Friedlander: Roll your eyes if you like, but that ‘Brotherhood’ thing at Duke really means something

Before accepting the job as Duke’s new football coach, Manny Diaz placed a call to his friend David Feeley to get some inside intel on the situation in Durham.

“There’s just something about Duke,” Feeley, the Blue Devils’ strength and conditioning coach, told him.

That’s a difficult characteristic to quantify.

But if there was any question about what Feeley meant, it was answered Saturday afternoon at Birmingham’s Protective Stadium.

Instead of opting out of the Birmingham Bowl game against Troy, as most players in the transfer portal do these days, running back Jordan Waters, defensive tackle Aeneas Peebles and safety Jaylen Stinson suited up and played 1 final time as members of the Blue Devils.

When the new semester begins next month, Waters will be move down Interstate 40 to NC State. Peebles will be a member of the team at another ACC rival, Virginia Tech. But you would never have known it watching them battle for a common cause on Saturday.

Even interim coach Trooper Taylor, who will also be leaving soon to rejoin Mike Elko at Texas A&M, also stuck around and was genuinely choked up while talking about Duke and its players during the postgame celebration of their 17-10 win.

When they talk about “The Brotherhood,” fans of opposing teams instinctively roll their eyes and snicker.

It’s understandable.

In this case, though, it really does appear to be more than just a slogan printed on a sign posted on a locker room wall.

“The love of this outfit doesn’t account for the portal, for guys leaving,” freshman quarterback Grayson Loftis said. “The guys you sweat, bleed and throw up with in the winter are the guys you want to finish with. And we did exactly that.”

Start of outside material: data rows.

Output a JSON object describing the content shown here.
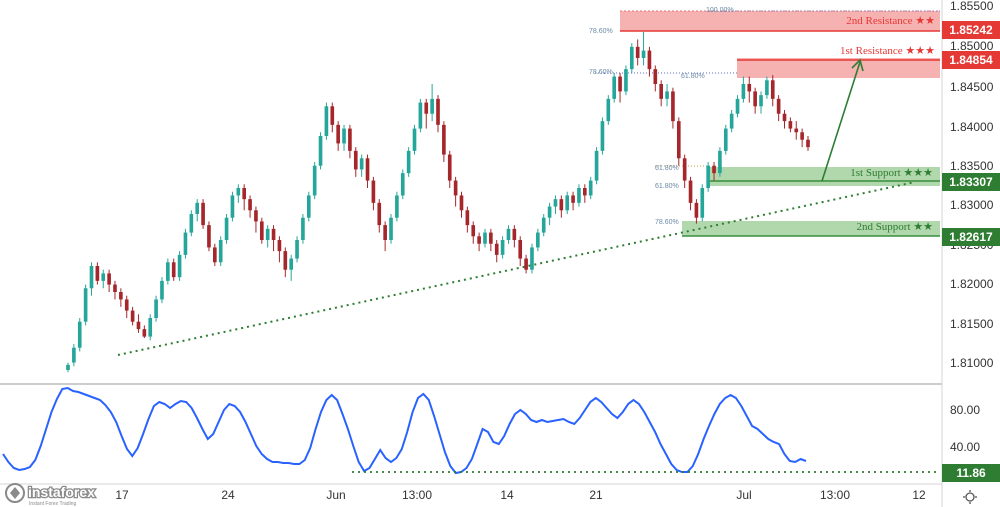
{
  "colors": {
    "up": "#26a69a",
    "down": "#a5262b",
    "resistance_fill": "#f5a3a3",
    "resistance_border": "#e53935",
    "resistance_text": "#e53935",
    "support_fill": "#a8d4a3",
    "support_border": "#388e3c",
    "support_text": "#2e7d32",
    "oscillator": "#2962ff",
    "trendline": "#2e7d32",
    "axis_text": "#333333"
  },
  "price_axis": {
    "ticks": [
      "1.85500",
      "1.85000",
      "1.84500",
      "1.84000",
      "1.83500",
      "1.83000",
      "1.82500",
      "1.82000",
      "1.81500",
      "1.81000"
    ]
  },
  "time_axis": {
    "ticks": [
      "17",
      "24",
      "Jun",
      "13:00",
      "14",
      "21",
      "Jul",
      "13:00",
      "12"
    ]
  },
  "zones": [
    {
      "id": "r2",
      "label": "2nd Resistance ★★",
      "price": "1.85242",
      "kind": "resistance"
    },
    {
      "id": "r1",
      "label": "1st Resistance ★★★",
      "price": "1.84854",
      "kind": "resistance"
    },
    {
      "id": "s1",
      "label": "1st Support ★★★",
      "price": "1.83307",
      "kind": "support"
    },
    {
      "id": "s2",
      "label": "2nd Support ★★",
      "price": "1.82617",
      "kind": "support"
    }
  ],
  "fib_labels": [
    "100.00%",
    "78.60%",
    "78.60%",
    "61.80%",
    "61.80%",
    "61.80%",
    "78.60%"
  ],
  "oscillator": {
    "ticks": [
      "80.00",
      "40.00"
    ],
    "level_label": "11.86"
  },
  "brand": {
    "name": "instaforex",
    "tagline": "Instant Forex Trading"
  },
  "settings_icon": "gear-icon",
  "chart_data": [
    {
      "type": "candlestick",
      "title": "",
      "ylim": [
        1.8065,
        1.8555
      ],
      "x_ticks": [
        "17",
        "24",
        "Jun",
        "13:00",
        "14",
        "21",
        "Jul",
        "13:00",
        "12"
      ],
      "candles": [
        [
          1.8065,
          1.8072,
          1.8062,
          1.8075
        ],
        [
          1.8075,
          1.8095,
          1.807,
          1.81
        ],
        [
          1.8095,
          1.813,
          1.809,
          1.8135
        ],
        [
          1.813,
          1.8175,
          1.8125,
          1.818
        ],
        [
          1.8175,
          1.8205,
          1.8165,
          1.821
        ],
        [
          1.8205,
          1.8185,
          1.818,
          1.821
        ],
        [
          1.8185,
          1.8195,
          1.8175,
          1.82
        ],
        [
          1.8195,
          1.818,
          1.817,
          1.82
        ],
        [
          1.818,
          1.817,
          1.816,
          1.8185
        ],
        [
          1.817,
          1.816,
          1.815,
          1.8175
        ],
        [
          1.816,
          1.8145,
          1.8135,
          1.8165
        ],
        [
          1.8145,
          1.813,
          1.8125,
          1.815
        ],
        [
          1.813,
          1.812,
          1.8115,
          1.814
        ],
        [
          1.812,
          1.811,
          1.8108,
          1.8125
        ],
        [
          1.811,
          1.8135,
          1.8105,
          1.814
        ],
        [
          1.8135,
          1.816,
          1.813,
          1.8165
        ],
        [
          1.816,
          1.8185,
          1.8155,
          1.819
        ],
        [
          1.8185,
          1.821,
          1.818,
          1.8215
        ],
        [
          1.821,
          1.819,
          1.8185,
          1.8215
        ],
        [
          1.819,
          1.822,
          1.8185,
          1.8225
        ],
        [
          1.822,
          1.825,
          1.8215,
          1.8255
        ],
        [
          1.825,
          1.8275,
          1.8245,
          1.828
        ],
        [
          1.8275,
          1.829,
          1.8265,
          1.8295
        ],
        [
          1.829,
          1.826,
          1.8255,
          1.8295
        ],
        [
          1.826,
          1.823,
          1.8225,
          1.8265
        ],
        [
          1.823,
          1.821,
          1.8205,
          1.8235
        ],
        [
          1.821,
          1.824,
          1.8205,
          1.8245
        ],
        [
          1.824,
          1.827,
          1.8235,
          1.8275
        ],
        [
          1.827,
          1.83,
          1.8265,
          1.8305
        ],
        [
          1.83,
          1.831,
          1.829,
          1.8315
        ],
        [
          1.831,
          1.8295,
          1.828,
          1.8315
        ],
        [
          1.8295,
          1.828,
          1.827,
          1.83
        ],
        [
          1.828,
          1.8265,
          1.825,
          1.8285
        ],
        [
          1.8265,
          1.824,
          1.8235,
          1.827
        ],
        [
          1.824,
          1.8255,
          1.823,
          1.826
        ],
        [
          1.8255,
          1.824,
          1.8225,
          1.826
        ],
        [
          1.824,
          1.8225,
          1.821,
          1.8245
        ],
        [
          1.8225,
          1.82,
          1.819,
          1.823
        ],
        [
          1.82,
          1.8215,
          1.8185,
          1.822
        ],
        [
          1.8215,
          1.824,
          1.821,
          1.8245
        ],
        [
          1.824,
          1.827,
          1.8235,
          1.8275
        ],
        [
          1.827,
          1.83,
          1.8265,
          1.8305
        ],
        [
          1.83,
          1.834,
          1.8295,
          1.8345
        ],
        [
          1.834,
          1.838,
          1.8335,
          1.8385
        ],
        [
          1.838,
          1.842,
          1.8375,
          1.8425
        ],
        [
          1.842,
          1.8395,
          1.8385,
          1.8425
        ],
        [
          1.8395,
          1.837,
          1.836,
          1.84
        ],
        [
          1.837,
          1.839,
          1.836,
          1.8395
        ],
        [
          1.839,
          1.836,
          1.835,
          1.8395
        ],
        [
          1.836,
          1.8335,
          1.8325,
          1.8365
        ],
        [
          1.8335,
          1.835,
          1.8325,
          1.8355
        ],
        [
          1.835,
          1.832,
          1.831,
          1.8355
        ],
        [
          1.832,
          1.829,
          1.828,
          1.8325
        ],
        [
          1.829,
          1.826,
          1.825,
          1.8295
        ],
        [
          1.826,
          1.824,
          1.8225,
          1.8265
        ],
        [
          1.824,
          1.827,
          1.8235,
          1.8275
        ],
        [
          1.827,
          1.83,
          1.8265,
          1.8305
        ],
        [
          1.83,
          1.833,
          1.8295,
          1.8335
        ],
        [
          1.833,
          1.836,
          1.8325,
          1.8365
        ],
        [
          1.836,
          1.839,
          1.8355,
          1.8395
        ],
        [
          1.839,
          1.8425,
          1.8385,
          1.843
        ],
        [
          1.8425,
          1.841,
          1.839,
          1.843
        ],
        [
          1.841,
          1.843,
          1.84,
          1.845
        ],
        [
          1.843,
          1.8395,
          1.8385,
          1.8435
        ],
        [
          1.8395,
          1.8355,
          1.8345,
          1.84
        ],
        [
          1.8355,
          1.832,
          1.831,
          1.836
        ],
        [
          1.832,
          1.83,
          1.8285,
          1.8325
        ],
        [
          1.83,
          1.828,
          1.827,
          1.8305
        ],
        [
          1.828,
          1.826,
          1.825,
          1.8285
        ],
        [
          1.826,
          1.8245,
          1.8235,
          1.8265
        ],
        [
          1.8245,
          1.8235,
          1.8225,
          1.825
        ],
        [
          1.8235,
          1.825,
          1.823,
          1.8255
        ],
        [
          1.825,
          1.8235,
          1.8225,
          1.8255
        ],
        [
          1.8235,
          1.822,
          1.821,
          1.824
        ],
        [
          1.822,
          1.824,
          1.8215,
          1.8245
        ],
        [
          1.824,
          1.8255,
          1.8235,
          1.826
        ],
        [
          1.8255,
          1.824,
          1.823,
          1.826
        ],
        [
          1.824,
          1.8215,
          1.8205,
          1.8245
        ],
        [
          1.8215,
          1.82,
          1.8195,
          1.822
        ],
        [
          1.82,
          1.823,
          1.8195,
          1.8235
        ],
        [
          1.823,
          1.825,
          1.8225,
          1.8255
        ],
        [
          1.825,
          1.827,
          1.8245,
          1.8275
        ],
        [
          1.827,
          1.8285,
          1.826,
          1.829
        ],
        [
          1.8285,
          1.8295,
          1.8275,
          1.83
        ],
        [
          1.8295,
          1.828,
          1.827,
          1.83
        ],
        [
          1.828,
          1.83,
          1.8275,
          1.8305
        ],
        [
          1.83,
          1.829,
          1.828,
          1.8305
        ],
        [
          1.829,
          1.831,
          1.8285,
          1.8315
        ],
        [
          1.831,
          1.83,
          1.829,
          1.8315
        ],
        [
          1.83,
          1.832,
          1.8295,
          1.8325
        ],
        [
          1.832,
          1.836,
          1.8315,
          1.8365
        ],
        [
          1.836,
          1.84,
          1.8355,
          1.8405
        ],
        [
          1.84,
          1.843,
          1.8395,
          1.8435
        ],
        [
          1.843,
          1.846,
          1.8425,
          1.8465
        ],
        [
          1.846,
          1.844,
          1.8425,
          1.8465
        ],
        [
          1.844,
          1.847,
          1.8435,
          1.8475
        ],
        [
          1.847,
          1.85,
          1.8465,
          1.8505
        ],
        [
          1.85,
          1.8485,
          1.8475,
          1.851
        ],
        [
          1.8485,
          1.8495,
          1.8475,
          1.852
        ],
        [
          1.8495,
          1.847,
          1.846,
          1.85
        ],
        [
          1.847,
          1.845,
          1.844,
          1.8475
        ],
        [
          1.845,
          1.843,
          1.842,
          1.8455
        ],
        [
          1.843,
          1.844,
          1.842,
          1.845
        ],
        [
          1.844,
          1.84,
          1.839,
          1.8445
        ],
        [
          1.84,
          1.835,
          1.834,
          1.8405
        ],
        [
          1.835,
          1.832,
          1.831,
          1.8355
        ],
        [
          1.832,
          1.829,
          1.828,
          1.8325
        ],
        [
          1.829,
          1.827,
          1.8262,
          1.8295
        ],
        [
          1.827,
          1.831,
          1.8265,
          1.8315
        ],
        [
          1.831,
          1.834,
          1.8305,
          1.8345
        ],
        [
          1.834,
          1.833,
          1.832,
          1.8345
        ],
        [
          1.833,
          1.836,
          1.8325,
          1.8365
        ],
        [
          1.836,
          1.839,
          1.8355,
          1.8395
        ],
        [
          1.839,
          1.841,
          1.8385,
          1.8415
        ],
        [
          1.841,
          1.843,
          1.8405,
          1.8435
        ],
        [
          1.843,
          1.845,
          1.8425,
          1.846
        ],
        [
          1.845,
          1.844,
          1.8425,
          1.846
        ],
        [
          1.844,
          1.842,
          1.841,
          1.8445
        ],
        [
          1.842,
          1.8435,
          1.841,
          1.844
        ],
        [
          1.8435,
          1.8455,
          1.843,
          1.846
        ],
        [
          1.8455,
          1.843,
          1.842,
          1.8462
        ],
        [
          1.843,
          1.841,
          1.84,
          1.8435
        ],
        [
          1.841,
          1.84,
          1.839,
          1.8415
        ],
        [
          1.84,
          1.839,
          1.8385,
          1.8405
        ],
        [
          1.839,
          1.8385,
          1.8375,
          1.84
        ],
        [
          1.8385,
          1.8375,
          1.8365,
          1.839
        ],
        [
          1.8375,
          1.8365,
          1.836,
          1.838
        ]
      ]
    },
    {
      "type": "line",
      "title": "",
      "ylim": [
        0,
        100
      ],
      "y_ticks": [
        80,
        40
      ],
      "level": 11.86,
      "values": [
        30,
        22,
        16,
        14,
        15,
        17,
        24,
        38,
        55,
        72,
        85,
        95,
        96,
        93,
        92,
        90,
        88,
        86,
        84,
        79,
        72,
        62,
        48,
        35,
        28,
        36,
        50,
        65,
        78,
        82,
        80,
        76,
        80,
        83,
        82,
        76,
        66,
        55,
        45,
        50,
        62,
        74,
        80,
        78,
        72,
        62,
        50,
        38,
        30,
        25,
        22,
        22,
        21,
        21,
        20,
        20,
        24,
        36,
        55,
        72,
        84,
        89,
        84,
        70,
        55,
        38,
        22,
        13,
        16,
        25,
        34,
        26,
        22,
        26,
        35,
        52,
        72,
        86,
        90,
        84,
        68,
        50,
        32,
        18,
        11,
        12,
        16,
        25,
        40,
        55,
        52,
        42,
        40,
        48,
        60,
        70,
        74,
        70,
        64,
        62,
        64,
        62,
        63,
        64,
        65,
        62,
        60,
        66,
        74,
        82,
        86,
        82,
        76,
        70,
        66,
        72,
        80,
        84,
        80,
        72,
        62,
        52,
        40,
        30,
        20,
        14,
        12,
        12,
        18,
        30,
        45,
        58,
        70,
        80,
        86,
        89,
        86,
        78,
        68,
        58,
        55,
        50,
        45,
        42,
        40,
        30,
        23,
        22,
        25,
        23
      ]
    }
  ]
}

Lotfis, by the way, is a former 3rd-stringer who was forced into action because of injuries to star Riley Leonard and original backup Henry Belin IV.

For the benefit Boo Corrigan, his College Football Playoff Committee, Kirk Herbsteit and his buddies at ESPN, and everyone else who believes teams aren’t capable of being competitive because their best quarterback isn’t available, it should be noted that Duke won 3 of the 5 games Loftis started.

As for the outgoing transfers, Waters averaged 6 yards per carry while gaining 66 yards on 11 tries against Troy. Peebles had a sack and 2 quarterback hurries to go along with 4 tackles while Stinson, who has yet to announce his future destination, was the Blue Devils’ 2nd-leading tackler with 6, while also breaking up a pass.

Compare Duke’s performance to the no-show, under similar circumstances, another ACC team pulled 2 days earlier at the Boca Raton Bowl.

Playing with an interim coach and a 3rd-string quarterback — that is, when it decided to actually use a quarterback instead of having a tight end take snaps — Syracuse barely put up a fight in absorbing a 45-0 embarrassment at the hands of 6-6 South Florida.

These 2nd-tier bowls might not mean much in the big picture of college football. But you never would have known it by the effort these Blue Devils put into winning theirs.

To steal a line from the SEC, it looked like it just meant more.

Every coach in America talks about developing a culture for his program. It’s repeated so often that it’s become a clichè. But there is something to it.

Culture is important. And that’s a big part of the “something” that led Diaz to the Blue Devils.

“Ideally, you’re choosing a football team to coach. And by all accounts, this was a team that I wanted the honor to coach,” Diaz said upon his hiring on Dec. 8.

“The culture in the locker room … the type of players that were here.”

Duke isn’t the easiest job in college football. There’s the small fan base, the high bar set by its basketball program, the elevated academic standards and an athletic budget that would barely cover the cost of the legal fees Florida State is about to incur in its court battle against the ACC.

Other than the outside expectations, it has a much higher degree of difficulty than Diaz’s first head coaching assignment at Miami.

But it’s not an unattractive job.

Even with the departing transfers and the loss of several other starters whose eligibility has expired, there’s still enough talent left in a program coming off back-to-back 8-win seasons to form a solid base around which to build. That said, there’s still plenty of work to do both on the recruiting trail and the transfer portal to fill in the holes.

The one thing Diaz won’t have to worry about as he begins the process of putting his own mark on the Blue Devils is taking the time to build a culture.

It’s already solidly in place.

And that’s not “something” to roll your eyes about.